Delphine de Vigan, Jours sans faim

Un appel au secours…

Laure a arrêté de se nour­rir. Elle a un sen­ti­ment de puis­sance. Mais le froid est arrivé, ce froid qui lui dit qu’elle est au bout. C’est parce qu’elle est accro­chée au radia­teur qu’elle accepte un pre­mier rendez-vous, un mer­credi à l’hôpital. Mais, c’est encore trop tôt. C’est à l’ultime limite, trente-six kilos pour un mètre soixante-quinze qu’elle accepte. Elle a trente-cinq de tem­pé­ra­ture, huit de ten­sion, des escarres, elle souffre d’aménorrhée, d’un ralen­tis­se­ment du pouls et de la pres­sion san­guine…
Elle accepte enfin d’entrer à l’hôpital, de se faire prendre en charge par un méde­cin qui a su la convaincre.

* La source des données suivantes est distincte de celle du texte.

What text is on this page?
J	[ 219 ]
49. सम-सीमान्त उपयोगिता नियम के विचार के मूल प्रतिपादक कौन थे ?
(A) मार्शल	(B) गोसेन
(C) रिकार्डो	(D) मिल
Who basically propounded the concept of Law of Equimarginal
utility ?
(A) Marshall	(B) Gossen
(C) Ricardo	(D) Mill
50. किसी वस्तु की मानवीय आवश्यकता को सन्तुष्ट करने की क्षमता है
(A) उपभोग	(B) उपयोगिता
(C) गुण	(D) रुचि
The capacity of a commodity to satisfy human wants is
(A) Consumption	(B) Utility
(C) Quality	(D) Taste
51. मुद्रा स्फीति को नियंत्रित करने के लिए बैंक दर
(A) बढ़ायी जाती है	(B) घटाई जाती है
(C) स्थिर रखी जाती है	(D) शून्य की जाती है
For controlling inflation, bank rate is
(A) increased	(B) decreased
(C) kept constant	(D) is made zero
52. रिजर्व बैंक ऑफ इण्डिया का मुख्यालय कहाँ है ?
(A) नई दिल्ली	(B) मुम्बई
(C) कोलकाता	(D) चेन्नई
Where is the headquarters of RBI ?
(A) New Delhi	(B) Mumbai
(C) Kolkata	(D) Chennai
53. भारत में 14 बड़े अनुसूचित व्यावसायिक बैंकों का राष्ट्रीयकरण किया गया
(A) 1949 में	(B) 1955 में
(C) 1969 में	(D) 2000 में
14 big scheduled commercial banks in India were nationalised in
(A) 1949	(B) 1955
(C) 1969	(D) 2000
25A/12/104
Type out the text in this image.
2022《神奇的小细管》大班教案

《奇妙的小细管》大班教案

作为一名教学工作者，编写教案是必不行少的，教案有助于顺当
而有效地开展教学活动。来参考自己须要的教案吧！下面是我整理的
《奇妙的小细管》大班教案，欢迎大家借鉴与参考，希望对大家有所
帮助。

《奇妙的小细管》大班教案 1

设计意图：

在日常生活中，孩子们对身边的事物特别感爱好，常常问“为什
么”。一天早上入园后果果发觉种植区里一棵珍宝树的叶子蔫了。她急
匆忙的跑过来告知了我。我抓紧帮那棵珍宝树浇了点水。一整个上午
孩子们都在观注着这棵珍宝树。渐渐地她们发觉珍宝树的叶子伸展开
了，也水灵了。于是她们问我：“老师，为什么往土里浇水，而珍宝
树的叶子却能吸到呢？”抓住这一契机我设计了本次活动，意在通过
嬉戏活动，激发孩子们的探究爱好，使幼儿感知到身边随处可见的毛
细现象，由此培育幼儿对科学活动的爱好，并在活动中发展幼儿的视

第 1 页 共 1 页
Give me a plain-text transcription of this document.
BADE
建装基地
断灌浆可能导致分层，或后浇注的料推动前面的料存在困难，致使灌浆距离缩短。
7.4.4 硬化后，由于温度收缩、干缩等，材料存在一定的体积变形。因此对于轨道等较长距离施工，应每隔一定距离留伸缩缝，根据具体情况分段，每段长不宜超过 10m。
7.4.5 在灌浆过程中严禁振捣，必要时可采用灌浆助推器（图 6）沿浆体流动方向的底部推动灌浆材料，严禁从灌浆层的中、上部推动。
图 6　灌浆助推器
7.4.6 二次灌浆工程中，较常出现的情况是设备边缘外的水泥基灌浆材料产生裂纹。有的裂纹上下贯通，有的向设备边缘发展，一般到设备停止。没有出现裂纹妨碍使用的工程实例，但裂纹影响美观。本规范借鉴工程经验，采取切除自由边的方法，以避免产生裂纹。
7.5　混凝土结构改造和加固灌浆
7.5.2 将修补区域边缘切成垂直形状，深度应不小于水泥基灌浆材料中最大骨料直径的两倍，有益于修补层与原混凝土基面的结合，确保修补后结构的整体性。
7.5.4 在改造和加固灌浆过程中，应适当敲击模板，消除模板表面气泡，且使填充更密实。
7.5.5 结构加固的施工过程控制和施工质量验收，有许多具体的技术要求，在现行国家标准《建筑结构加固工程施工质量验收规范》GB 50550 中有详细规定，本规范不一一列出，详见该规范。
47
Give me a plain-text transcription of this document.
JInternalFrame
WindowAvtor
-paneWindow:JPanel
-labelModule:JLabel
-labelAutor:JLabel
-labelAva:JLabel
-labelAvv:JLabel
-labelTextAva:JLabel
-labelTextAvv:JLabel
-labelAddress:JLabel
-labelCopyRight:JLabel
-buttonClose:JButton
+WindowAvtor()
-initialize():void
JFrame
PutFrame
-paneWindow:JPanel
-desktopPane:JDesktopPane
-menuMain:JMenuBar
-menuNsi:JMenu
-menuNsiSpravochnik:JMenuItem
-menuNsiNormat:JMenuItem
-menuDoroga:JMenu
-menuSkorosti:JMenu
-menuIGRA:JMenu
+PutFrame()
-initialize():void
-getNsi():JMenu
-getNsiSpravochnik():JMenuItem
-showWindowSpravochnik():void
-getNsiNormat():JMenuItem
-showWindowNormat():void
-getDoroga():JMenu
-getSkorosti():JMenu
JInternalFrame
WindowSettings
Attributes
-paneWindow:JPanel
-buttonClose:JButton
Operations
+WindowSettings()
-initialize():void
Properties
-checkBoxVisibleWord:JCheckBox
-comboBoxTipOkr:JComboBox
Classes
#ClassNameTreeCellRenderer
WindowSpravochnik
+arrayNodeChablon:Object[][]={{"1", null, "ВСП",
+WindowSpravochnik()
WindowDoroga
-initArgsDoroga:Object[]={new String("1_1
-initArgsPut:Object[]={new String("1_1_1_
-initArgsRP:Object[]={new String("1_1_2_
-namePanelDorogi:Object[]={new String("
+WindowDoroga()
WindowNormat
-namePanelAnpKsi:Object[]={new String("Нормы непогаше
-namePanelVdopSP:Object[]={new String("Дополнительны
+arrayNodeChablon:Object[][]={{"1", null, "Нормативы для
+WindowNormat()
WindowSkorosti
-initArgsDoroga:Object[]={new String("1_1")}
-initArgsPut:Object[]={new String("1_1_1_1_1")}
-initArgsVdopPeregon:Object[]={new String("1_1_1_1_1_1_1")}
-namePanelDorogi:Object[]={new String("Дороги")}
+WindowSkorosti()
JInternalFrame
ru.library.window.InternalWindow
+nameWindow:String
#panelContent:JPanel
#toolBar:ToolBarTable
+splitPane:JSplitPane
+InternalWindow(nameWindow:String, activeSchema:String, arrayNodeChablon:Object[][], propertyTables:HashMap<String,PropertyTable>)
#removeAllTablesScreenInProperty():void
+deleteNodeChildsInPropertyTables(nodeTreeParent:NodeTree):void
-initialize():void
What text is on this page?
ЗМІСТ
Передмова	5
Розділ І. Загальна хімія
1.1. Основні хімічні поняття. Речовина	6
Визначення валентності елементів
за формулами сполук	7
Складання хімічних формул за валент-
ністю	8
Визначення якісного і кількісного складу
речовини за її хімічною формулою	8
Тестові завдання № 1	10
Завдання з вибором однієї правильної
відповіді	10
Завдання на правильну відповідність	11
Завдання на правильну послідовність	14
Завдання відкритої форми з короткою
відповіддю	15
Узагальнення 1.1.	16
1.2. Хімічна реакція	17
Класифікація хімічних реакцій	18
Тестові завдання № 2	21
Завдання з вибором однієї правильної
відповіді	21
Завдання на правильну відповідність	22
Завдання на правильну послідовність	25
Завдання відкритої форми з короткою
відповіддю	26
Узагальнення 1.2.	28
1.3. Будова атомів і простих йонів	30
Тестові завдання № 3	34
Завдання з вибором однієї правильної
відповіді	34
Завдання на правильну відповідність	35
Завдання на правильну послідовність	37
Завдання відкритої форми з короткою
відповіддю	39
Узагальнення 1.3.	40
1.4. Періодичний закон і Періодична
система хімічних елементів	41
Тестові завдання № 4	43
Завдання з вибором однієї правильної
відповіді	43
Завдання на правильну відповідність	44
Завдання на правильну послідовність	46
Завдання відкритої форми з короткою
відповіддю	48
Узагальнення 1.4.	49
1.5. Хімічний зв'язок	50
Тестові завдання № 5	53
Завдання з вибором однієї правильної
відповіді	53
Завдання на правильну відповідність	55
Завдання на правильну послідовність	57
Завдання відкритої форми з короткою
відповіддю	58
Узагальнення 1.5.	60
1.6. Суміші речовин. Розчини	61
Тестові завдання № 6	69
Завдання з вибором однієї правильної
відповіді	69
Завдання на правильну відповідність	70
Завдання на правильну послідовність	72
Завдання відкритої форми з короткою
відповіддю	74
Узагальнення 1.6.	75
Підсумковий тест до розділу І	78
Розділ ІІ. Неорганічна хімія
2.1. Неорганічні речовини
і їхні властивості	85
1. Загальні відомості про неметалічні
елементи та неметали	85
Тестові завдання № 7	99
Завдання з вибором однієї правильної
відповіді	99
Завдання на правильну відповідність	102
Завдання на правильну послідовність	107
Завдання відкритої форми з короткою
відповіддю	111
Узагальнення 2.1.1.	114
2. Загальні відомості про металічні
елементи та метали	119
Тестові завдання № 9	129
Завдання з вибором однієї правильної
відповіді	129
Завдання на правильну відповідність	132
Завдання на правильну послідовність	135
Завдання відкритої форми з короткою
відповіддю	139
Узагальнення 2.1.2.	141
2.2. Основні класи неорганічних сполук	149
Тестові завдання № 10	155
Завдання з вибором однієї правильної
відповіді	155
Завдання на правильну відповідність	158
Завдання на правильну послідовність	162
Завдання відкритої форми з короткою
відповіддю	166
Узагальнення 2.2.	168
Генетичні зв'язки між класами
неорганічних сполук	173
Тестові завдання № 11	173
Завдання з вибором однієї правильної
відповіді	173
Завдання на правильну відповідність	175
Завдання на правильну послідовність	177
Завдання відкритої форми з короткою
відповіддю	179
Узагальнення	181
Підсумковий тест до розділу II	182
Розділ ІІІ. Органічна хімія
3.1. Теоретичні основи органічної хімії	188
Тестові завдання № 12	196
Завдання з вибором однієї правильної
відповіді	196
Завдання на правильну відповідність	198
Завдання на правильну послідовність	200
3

Et c’est le récit de ces jour­nées caden­cées par les soins, la visite, les ren­contres avec les autres de ce ser­vice de nutri­tion. C’est la lutte sans fin pour se nour­rir. Il faut pas­ser par la sonde enté­rale, la vidange gas­trique car l’estomac est revenu à la taille d’un bébé de six mois. Mais c’est le refus du corps, l’impression que chaque goutte ingé­rée fait gon­fler. Cepen­dant, elle n’est plus tout à fait seule à se battre contre elle-même.
Et pour­quoi cette situa­tion, qu’est-ce qui a fait bas­cu­ler dans l’anorexie cette étu­diante de dix-neuf ans ? Est-ce un renie­ment face à cette mère folle, inter­née, ce père alcoo­lique qui l’injurie sans cesse, sa petite sœur dont elle se sent res­pon­sable, Pierre dont elle est amou­reuse et qui lui annonce qu’il veut épou­ser… une autre ?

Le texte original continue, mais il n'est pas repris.